Here are the key points of the Pronoia Arabic AI model launch:
Tarjama& announced Pronoia, a family of small language models (SLMs) for enterprise Arabic language translation needs. The announcement was made by Tarjama& CEO, Nour Al Hassan during GITEX GLOBAL in Dubai.
Tarjama& is a UAE and Saudi Arabia-based language technology and services provider, that designs intelligent tools, products, and services for global businesses. The company released its first machine translation model in 2017 and launched its first AI product online in 2022: Tarjama Translate.
The company has announced two new proprietary fine-tuned small language models: Pronoia 7B and Pronoia 14B. The small size of the models makes them cost-efficient to maintain and run, giving enterprise customers the option to run them in the cloud via Tarjarma&’s APIs, or on-premise.
Built on open-source architecture with Tarjama&’s own RAG (Retrieval-Augmented Generation), the two new models are the culmination of the company’s nearly 8 years of work on Arabic language AI models and datasets.
Pronoia 7B and Pronoia 14B have been trained on a combination of Tarjama&’s proprietary data, curated data sets developed by the company and a variety of open source data. Fine-tuning was focused on business, legal and medical data.
According to Tarjama&, the two models are ideal for business translation and summarisation, such as contract review, translation and summarisation.
Both Pronoia models will become commercially available soon, to both customers and product developers.

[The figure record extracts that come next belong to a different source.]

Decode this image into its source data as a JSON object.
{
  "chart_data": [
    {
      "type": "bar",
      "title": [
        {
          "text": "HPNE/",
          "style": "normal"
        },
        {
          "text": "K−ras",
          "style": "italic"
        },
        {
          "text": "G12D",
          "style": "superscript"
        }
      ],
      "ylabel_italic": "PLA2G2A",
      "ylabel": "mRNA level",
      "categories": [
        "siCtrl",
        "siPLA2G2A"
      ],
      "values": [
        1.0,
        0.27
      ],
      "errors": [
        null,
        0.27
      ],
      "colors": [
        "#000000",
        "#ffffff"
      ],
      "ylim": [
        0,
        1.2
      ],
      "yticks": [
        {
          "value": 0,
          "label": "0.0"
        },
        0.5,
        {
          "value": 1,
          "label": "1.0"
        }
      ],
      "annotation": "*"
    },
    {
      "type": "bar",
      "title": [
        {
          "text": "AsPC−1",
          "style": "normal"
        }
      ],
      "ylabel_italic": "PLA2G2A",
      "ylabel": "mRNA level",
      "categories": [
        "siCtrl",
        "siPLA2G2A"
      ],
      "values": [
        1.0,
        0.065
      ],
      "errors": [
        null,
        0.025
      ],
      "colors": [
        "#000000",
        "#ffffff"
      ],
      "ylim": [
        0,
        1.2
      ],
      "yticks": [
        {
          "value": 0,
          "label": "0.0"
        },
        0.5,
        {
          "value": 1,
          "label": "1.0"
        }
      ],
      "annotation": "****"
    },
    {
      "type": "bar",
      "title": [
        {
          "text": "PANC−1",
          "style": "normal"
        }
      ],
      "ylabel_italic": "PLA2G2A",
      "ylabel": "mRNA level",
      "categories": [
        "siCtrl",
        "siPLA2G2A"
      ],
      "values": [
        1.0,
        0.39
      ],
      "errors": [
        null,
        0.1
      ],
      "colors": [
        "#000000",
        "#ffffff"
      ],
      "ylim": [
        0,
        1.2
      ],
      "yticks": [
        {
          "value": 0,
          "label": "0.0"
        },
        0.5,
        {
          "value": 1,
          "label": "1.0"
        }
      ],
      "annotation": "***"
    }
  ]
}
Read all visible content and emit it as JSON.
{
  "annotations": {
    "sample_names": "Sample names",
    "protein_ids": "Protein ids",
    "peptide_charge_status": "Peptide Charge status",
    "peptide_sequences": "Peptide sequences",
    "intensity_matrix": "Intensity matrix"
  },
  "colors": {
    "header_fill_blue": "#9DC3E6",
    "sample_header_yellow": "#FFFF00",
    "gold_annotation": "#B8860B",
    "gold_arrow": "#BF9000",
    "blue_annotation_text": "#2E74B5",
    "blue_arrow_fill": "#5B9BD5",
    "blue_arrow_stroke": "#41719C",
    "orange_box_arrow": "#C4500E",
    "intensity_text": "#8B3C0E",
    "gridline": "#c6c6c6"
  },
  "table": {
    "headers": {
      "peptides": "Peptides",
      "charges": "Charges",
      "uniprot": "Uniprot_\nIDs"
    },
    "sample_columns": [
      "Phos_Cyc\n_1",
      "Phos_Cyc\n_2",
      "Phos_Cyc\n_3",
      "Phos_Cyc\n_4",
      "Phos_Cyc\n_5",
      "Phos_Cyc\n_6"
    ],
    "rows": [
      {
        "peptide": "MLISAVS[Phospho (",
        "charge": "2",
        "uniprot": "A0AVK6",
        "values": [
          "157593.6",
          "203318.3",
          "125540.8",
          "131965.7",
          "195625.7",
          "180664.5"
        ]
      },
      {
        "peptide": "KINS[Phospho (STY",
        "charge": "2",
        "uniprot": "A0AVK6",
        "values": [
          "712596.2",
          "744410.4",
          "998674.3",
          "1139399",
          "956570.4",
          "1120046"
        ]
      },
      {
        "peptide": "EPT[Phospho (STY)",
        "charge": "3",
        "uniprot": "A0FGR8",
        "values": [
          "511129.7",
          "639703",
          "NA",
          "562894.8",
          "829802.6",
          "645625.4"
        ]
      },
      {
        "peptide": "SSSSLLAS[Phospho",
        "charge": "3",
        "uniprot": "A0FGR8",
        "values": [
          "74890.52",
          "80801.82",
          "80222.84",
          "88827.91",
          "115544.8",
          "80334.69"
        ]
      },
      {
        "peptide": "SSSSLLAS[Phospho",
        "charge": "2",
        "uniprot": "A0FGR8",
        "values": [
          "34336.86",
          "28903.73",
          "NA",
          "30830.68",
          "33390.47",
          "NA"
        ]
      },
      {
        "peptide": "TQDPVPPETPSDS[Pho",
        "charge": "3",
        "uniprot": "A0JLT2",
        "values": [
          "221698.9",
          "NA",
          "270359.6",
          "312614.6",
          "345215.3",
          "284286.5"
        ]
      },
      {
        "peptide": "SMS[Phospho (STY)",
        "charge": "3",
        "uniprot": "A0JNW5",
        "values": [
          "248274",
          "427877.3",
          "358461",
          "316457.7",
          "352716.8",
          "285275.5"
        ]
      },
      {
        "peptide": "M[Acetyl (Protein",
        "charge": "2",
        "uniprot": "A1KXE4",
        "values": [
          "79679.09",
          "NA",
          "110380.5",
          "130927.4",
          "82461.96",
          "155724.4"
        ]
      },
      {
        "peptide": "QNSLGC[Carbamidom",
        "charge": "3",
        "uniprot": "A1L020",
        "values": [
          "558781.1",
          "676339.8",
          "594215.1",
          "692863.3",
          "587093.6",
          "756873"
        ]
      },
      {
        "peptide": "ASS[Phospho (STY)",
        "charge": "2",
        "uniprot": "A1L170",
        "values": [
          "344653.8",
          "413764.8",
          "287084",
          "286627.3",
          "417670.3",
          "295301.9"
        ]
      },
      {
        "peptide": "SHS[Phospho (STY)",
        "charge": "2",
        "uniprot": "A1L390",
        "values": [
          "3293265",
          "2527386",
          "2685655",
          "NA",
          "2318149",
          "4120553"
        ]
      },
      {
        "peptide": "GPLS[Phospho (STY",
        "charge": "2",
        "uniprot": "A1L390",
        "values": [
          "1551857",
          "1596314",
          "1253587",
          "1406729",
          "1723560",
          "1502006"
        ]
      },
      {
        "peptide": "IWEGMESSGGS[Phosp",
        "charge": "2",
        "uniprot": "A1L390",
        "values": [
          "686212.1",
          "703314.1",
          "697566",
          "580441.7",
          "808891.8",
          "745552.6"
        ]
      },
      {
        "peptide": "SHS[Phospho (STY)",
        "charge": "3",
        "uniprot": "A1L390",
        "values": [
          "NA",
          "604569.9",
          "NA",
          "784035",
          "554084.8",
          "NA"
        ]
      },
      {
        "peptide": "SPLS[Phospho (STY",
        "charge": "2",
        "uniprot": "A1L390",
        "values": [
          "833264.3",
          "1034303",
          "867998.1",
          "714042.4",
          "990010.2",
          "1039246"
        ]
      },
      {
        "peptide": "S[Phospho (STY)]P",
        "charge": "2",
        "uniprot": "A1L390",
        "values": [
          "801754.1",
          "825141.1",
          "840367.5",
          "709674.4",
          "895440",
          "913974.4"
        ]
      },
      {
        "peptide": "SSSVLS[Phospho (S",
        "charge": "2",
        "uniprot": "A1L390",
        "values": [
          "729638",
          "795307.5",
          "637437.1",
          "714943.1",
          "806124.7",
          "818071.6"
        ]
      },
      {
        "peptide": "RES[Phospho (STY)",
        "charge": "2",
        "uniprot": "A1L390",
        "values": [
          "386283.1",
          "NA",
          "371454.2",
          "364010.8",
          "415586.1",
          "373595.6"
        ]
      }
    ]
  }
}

IMO - Many AI language models and the apps that use them find it hard to stabilise the content generated by their product and there is often a delta between getting the feedback that they need from users and refining the product. Here, Tarjama& has a huge advantage, because it is its own beta tester. With content and Arabic-to-English and English-to-Arabic translation at the core of its business, Tarjama& as a a network of over 35,000 linguists and dedicated AI teams, witha large team of senior editors, language experts and freelancer annotators working with its AI language models daily. That shortens the feedback loop considerably and both lends itself to continual improvements in quality, and provides data for future versions.

Updated on 20-Dec-24 to add Hugging Face Open Arabic Leaderboard benchmark results.